Family's campaign to find daughter takes them to Rome, raises questions.
May 29, 2007 — -- Madeleine McCann was snatched from her bed in a Portuguese vacation resort as her parents ate dinner in a nearby restaurant. When Kate McCann checked on her kids, she found only Madeleine's twin siblings, Sean and Amelie.
As scuba divers, police on horseback and volunteers scoured the surrounding land and sea, the McCanns mounted a media campaign.
"Words cannot describe the anguish and despair that we are feeling as the parents of our beautiful daughter Madeleine," Gerry McCann told reporters at a torch-lit news conference.
"Please continue to pray for Madeleine. She's lovely," added his tearful wife.
But it's now been nearly four weeks since Madeleine disappeared. The Portuguese police are giving out little information. Suspects have been interviewed, but there have been no arrests. While the search continues and the trail cools, Madeleine's parents are waging a media campaign to keep their daughter in the headlines in the hope that attention will trigger a memory or spark a lead.
"It might not be physically searching," Kate McCann said, "but we have been working really hard and doing absolutely everything we can, really, to get Madeleine back."

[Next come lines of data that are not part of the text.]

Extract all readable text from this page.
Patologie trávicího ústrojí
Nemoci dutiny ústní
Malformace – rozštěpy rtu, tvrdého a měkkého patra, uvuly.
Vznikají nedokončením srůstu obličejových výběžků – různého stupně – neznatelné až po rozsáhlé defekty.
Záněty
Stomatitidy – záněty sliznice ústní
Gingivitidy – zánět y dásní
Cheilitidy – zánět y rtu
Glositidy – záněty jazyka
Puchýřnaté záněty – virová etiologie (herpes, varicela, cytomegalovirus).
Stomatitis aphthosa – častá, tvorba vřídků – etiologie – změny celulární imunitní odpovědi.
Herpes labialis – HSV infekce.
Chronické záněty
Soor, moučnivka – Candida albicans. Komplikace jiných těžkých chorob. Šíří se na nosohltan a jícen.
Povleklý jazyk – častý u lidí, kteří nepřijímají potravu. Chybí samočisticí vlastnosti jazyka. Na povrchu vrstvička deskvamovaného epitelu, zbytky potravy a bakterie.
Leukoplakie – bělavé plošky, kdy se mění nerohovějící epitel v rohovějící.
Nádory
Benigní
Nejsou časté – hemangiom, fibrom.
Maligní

Today the McCanns released cell phone video of their excited daughter boarding the plane to fly to Portugal on vacation. Also today, they will fly to Rome for an audience with the pope to discuss her disappearance. The McCanns are devout Catholics and have already visited the shrine at Fatima to pray for their daughter. There were, of course, camera crews in tow.
"I think they have been incredibly canny, media savvy," said Caroline Hawley, the BBC's correspondent in Portugal. "They have been, for example, giving the media the images that they need to keep the story going. We were tipped off when on Madeleine's fourth birthday they were going for a walk along the beach."
"Just as they got wind of the media dramatically scaling back their presence here in Portugal, they agreed to give interviews to British TV stations," Hawley said.
In those interviews the couple answered critics who questioned why Madeleine and her two younger siblings had been left alone in their hotel room. The parents said they checked on their kids every half-hour.